A Survey on Federated Learning in Human Sensing
Mohan Li, Martin Gjoreski, Pietro Barbiero, Gašper Slapničar, Mitja Luštrek, Nicholas D. Lane, Marc Langheinrich
TL;DR
This survey systematically chronicles Federated Learning in the Human Sensing domain, where privacy-sensitive sensor data from wearables, audio-visual, and location sources are increasingly abundant. It introduces an eight-dimension assessment and an application-driven taxonomy to evaluate how FL addresses privacy, communication, heterogeneity, and unlabeled data across six sensing domains.
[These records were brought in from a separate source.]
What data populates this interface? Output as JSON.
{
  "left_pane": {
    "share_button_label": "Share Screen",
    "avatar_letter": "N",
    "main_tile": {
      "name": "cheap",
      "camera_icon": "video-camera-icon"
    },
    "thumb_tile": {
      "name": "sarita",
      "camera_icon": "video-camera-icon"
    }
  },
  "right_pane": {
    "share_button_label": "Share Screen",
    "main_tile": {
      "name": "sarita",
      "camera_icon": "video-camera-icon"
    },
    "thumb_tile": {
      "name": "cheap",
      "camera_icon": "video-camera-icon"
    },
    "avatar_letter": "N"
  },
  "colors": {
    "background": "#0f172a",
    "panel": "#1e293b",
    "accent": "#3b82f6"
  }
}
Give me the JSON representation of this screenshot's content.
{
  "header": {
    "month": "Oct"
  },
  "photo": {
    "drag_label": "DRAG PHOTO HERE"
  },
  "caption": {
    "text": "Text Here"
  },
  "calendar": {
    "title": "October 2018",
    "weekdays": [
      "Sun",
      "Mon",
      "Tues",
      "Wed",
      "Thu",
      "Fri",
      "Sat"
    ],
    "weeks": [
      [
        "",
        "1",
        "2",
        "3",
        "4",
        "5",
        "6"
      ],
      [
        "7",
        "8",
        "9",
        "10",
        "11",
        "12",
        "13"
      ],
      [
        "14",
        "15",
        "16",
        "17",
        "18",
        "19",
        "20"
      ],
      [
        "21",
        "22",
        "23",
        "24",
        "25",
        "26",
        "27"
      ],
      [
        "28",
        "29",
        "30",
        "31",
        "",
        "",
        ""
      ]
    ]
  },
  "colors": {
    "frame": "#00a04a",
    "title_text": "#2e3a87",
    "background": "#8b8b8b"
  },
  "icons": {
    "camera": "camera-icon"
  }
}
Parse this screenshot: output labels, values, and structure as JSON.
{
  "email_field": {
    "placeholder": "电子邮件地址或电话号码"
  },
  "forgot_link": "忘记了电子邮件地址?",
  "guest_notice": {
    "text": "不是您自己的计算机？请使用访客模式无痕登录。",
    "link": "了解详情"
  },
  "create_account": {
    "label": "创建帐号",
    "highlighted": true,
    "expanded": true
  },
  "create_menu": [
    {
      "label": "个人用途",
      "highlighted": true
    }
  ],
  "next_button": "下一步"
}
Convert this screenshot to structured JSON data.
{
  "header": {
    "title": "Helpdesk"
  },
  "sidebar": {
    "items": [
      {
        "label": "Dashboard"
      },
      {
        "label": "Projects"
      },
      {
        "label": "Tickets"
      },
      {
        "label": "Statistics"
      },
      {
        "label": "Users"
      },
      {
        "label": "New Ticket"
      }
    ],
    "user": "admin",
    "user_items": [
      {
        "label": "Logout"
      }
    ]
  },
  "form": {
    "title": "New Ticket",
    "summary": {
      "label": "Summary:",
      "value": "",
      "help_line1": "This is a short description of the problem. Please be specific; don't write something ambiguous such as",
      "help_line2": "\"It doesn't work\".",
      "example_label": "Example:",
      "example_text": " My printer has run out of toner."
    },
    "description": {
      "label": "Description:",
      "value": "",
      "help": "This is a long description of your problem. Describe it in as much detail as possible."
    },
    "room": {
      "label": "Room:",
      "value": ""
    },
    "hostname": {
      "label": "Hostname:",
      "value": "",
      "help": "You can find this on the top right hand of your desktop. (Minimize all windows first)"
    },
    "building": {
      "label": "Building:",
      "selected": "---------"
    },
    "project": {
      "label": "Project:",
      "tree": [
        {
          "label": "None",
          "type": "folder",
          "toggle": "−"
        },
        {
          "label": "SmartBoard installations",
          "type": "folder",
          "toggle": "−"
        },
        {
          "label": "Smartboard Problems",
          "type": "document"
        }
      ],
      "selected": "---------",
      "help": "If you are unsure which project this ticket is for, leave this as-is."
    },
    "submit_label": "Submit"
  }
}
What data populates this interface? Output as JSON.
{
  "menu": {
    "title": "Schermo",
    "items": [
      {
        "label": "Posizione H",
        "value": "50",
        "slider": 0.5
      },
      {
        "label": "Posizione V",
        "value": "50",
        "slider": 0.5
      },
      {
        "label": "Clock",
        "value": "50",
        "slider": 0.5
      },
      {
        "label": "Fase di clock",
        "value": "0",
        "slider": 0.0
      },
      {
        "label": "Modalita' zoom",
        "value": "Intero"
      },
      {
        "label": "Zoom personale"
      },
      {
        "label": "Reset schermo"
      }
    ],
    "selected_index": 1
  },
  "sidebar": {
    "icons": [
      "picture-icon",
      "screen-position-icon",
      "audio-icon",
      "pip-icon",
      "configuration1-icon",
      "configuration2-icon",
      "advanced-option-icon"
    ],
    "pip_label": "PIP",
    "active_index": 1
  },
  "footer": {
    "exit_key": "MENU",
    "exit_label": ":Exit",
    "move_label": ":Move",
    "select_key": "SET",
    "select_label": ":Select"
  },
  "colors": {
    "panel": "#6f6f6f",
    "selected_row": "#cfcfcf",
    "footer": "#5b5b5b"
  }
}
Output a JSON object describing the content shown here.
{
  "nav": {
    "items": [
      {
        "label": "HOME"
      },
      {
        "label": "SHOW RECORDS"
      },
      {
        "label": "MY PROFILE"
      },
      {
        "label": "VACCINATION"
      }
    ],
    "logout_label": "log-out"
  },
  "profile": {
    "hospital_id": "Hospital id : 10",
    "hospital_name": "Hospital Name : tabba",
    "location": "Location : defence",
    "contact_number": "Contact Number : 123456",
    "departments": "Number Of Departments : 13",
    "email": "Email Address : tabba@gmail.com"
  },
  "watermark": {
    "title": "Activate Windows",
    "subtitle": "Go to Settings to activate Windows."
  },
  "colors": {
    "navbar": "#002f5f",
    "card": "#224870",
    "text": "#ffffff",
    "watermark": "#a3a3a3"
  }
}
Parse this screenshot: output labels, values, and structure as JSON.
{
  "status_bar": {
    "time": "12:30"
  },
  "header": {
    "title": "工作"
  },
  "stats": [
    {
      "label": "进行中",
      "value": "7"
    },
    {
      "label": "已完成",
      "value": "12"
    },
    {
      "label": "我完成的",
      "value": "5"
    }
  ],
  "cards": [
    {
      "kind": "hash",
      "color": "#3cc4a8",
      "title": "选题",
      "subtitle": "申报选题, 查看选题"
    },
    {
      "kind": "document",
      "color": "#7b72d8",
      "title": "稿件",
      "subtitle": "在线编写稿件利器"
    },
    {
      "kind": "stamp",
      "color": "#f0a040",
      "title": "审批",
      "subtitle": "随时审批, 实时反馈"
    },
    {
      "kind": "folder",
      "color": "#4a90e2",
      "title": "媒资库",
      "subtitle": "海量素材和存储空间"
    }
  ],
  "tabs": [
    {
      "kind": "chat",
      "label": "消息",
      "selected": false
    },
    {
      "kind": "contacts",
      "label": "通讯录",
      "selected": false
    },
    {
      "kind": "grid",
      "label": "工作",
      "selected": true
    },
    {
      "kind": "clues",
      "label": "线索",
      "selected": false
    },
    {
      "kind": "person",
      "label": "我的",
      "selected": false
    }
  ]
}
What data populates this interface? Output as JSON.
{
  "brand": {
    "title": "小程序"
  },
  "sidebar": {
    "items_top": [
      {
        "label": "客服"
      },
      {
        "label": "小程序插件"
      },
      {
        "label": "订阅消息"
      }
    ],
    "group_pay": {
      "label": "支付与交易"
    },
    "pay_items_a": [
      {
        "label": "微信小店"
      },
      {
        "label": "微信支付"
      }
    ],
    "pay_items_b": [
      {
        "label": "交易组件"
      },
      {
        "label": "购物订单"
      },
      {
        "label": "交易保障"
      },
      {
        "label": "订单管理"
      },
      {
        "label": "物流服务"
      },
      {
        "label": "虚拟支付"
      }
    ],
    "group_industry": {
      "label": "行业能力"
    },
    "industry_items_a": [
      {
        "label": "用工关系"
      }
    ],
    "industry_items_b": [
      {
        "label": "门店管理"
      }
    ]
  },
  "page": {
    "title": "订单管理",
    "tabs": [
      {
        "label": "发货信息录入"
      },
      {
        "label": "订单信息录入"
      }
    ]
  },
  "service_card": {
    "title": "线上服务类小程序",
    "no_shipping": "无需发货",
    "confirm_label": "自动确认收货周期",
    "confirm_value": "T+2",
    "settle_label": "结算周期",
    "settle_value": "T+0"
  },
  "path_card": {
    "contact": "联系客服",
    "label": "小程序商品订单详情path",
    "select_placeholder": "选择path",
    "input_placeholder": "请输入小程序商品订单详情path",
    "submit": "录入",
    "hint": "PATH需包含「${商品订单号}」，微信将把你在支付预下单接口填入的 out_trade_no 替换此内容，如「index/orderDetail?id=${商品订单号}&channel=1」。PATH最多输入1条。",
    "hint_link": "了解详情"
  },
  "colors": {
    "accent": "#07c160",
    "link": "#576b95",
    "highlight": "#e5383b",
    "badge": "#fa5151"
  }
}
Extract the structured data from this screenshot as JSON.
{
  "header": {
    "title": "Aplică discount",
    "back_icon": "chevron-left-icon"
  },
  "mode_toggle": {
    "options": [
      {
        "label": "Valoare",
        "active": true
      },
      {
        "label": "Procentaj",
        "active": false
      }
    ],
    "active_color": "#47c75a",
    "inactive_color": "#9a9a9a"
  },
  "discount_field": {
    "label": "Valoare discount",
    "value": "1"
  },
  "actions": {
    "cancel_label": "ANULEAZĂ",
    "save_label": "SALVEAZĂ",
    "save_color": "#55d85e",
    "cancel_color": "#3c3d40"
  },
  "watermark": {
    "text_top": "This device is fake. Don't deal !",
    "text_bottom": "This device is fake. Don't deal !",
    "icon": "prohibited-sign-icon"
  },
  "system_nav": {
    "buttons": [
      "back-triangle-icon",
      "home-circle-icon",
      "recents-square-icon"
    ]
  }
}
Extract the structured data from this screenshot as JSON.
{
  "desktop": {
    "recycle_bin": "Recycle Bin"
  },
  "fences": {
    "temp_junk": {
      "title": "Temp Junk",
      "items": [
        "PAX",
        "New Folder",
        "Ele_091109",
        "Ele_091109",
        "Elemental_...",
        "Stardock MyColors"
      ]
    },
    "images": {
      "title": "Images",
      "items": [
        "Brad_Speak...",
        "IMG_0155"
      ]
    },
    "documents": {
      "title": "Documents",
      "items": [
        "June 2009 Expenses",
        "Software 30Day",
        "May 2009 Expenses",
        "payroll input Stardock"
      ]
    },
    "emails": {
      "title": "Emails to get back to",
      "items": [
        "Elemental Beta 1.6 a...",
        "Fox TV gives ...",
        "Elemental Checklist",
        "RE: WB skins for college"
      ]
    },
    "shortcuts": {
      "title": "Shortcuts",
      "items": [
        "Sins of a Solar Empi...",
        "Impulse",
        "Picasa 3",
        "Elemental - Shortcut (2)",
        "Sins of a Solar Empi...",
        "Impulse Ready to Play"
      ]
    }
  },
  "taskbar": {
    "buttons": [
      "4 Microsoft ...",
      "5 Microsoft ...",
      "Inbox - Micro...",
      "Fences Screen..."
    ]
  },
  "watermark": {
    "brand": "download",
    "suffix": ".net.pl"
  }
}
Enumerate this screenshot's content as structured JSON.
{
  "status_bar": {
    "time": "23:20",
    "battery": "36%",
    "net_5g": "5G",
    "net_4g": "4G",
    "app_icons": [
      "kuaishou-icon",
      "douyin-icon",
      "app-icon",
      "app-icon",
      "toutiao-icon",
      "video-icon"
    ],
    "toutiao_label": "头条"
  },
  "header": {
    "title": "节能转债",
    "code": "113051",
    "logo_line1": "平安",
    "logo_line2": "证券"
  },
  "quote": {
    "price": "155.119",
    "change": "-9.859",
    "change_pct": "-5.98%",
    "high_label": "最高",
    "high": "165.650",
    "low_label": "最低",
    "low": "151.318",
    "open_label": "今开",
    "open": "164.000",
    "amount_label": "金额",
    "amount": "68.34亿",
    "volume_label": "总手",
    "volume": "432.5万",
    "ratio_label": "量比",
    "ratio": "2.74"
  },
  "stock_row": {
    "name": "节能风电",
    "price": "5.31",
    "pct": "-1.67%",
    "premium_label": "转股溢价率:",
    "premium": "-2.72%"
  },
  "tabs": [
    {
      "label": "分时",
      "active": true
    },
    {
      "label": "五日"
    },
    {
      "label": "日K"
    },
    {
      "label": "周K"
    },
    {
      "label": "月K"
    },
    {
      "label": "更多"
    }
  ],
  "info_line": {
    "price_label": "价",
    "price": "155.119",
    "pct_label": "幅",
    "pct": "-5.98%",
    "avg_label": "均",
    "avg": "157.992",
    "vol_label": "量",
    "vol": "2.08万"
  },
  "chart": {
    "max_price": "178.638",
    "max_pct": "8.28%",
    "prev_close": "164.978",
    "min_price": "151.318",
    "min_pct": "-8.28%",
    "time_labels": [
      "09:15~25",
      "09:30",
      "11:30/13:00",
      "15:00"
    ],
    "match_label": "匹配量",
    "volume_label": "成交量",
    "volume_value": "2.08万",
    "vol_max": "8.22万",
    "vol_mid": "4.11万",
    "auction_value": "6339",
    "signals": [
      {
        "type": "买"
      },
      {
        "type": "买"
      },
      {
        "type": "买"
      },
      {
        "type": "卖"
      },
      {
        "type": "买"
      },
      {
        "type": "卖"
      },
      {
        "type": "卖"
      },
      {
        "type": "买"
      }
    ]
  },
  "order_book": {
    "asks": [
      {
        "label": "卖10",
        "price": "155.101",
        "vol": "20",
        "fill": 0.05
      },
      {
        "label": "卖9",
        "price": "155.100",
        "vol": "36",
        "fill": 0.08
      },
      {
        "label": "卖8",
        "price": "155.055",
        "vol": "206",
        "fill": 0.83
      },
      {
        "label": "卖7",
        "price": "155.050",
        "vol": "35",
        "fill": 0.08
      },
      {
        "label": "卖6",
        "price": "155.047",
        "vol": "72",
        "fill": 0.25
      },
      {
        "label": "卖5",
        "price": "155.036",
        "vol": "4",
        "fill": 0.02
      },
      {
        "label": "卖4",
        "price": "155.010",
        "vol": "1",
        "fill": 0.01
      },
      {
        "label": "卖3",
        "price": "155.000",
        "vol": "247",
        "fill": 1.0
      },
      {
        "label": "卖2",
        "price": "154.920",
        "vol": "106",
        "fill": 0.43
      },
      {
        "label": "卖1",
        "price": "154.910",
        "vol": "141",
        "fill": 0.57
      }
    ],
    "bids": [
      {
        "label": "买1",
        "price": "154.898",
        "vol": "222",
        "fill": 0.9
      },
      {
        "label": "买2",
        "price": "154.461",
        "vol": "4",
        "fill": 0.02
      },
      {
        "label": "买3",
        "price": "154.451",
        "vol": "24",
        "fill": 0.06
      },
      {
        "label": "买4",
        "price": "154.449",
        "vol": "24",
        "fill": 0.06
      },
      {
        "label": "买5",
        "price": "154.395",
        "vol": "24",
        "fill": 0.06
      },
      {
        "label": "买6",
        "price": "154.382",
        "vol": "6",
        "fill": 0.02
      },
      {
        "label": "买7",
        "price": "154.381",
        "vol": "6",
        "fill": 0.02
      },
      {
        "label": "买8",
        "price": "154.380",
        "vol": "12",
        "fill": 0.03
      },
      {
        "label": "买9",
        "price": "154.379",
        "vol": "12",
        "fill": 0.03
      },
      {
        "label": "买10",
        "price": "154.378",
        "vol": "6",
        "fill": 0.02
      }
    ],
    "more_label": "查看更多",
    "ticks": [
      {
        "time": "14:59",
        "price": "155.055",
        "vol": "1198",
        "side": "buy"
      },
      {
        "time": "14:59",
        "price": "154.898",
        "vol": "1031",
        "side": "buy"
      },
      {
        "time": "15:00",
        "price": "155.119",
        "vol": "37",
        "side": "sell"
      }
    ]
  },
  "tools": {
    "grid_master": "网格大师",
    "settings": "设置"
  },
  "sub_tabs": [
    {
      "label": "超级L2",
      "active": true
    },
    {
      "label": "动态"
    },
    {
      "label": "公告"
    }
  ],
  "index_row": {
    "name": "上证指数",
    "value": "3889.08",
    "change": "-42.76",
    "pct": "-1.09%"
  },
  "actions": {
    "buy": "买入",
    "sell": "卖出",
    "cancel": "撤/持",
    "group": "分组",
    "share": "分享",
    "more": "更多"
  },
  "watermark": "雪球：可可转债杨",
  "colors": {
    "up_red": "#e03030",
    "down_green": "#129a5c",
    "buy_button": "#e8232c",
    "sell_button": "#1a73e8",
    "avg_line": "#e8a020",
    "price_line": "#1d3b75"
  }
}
By compiling 211 studies, the work exposes where FL is effective and where real-world constraints—such as device heterogeneity and non-IID data—remain challenging, and it proposes five urgent research directions to close these gaps. The paper thereby offers a comprehensive corpus and practical guidance for FL practitioners aiming to deploy privacy-preserving, scalable sensing solutions in real-world settings.
Abstract
Human Sensing, a field that leverages technology to monitor human activities, psycho-physiological states, and interactions with the environment, enhances our understanding of human behavior and drives the development of advanced services that improve overall quality of life. However, its reliance on detailed and often privacy-sensitive data as the basis for its machine learning (ML) models raises significant legal and ethical concerns. The recently proposed ML approach of Federated Learning (FL) promises to alleviate many of these concerns, as it is able to create accurate ML models without sending raw user data to a central server. While FL has demonstrated its usefulness across a variety of areas, such as text prediction and cyber security, its benefits in Human Sensing are under-explored, given the particular challenges in this domain. This survey conducts a comprehensive analysis of the current state-of-the-art studies on FL in Human Sensing, and proposes a taxonomy and an eight-dimensional assessment for FL approaches. Through the eight-dimensional assessment, we then evaluate whether the surveyed studies consider a specific FL-in-Human-Sensing challenge or not. Finally, based on the overall analysis, we discuss open challenges and highlight five research aspects related to FL in Human Sensing that require urgent research attention. Our work provides a comprehensive corpus of FL studies and aims to assist FL practitioners in developing and evaluating solutions that effectively address the real-world complexities of Human Sensing.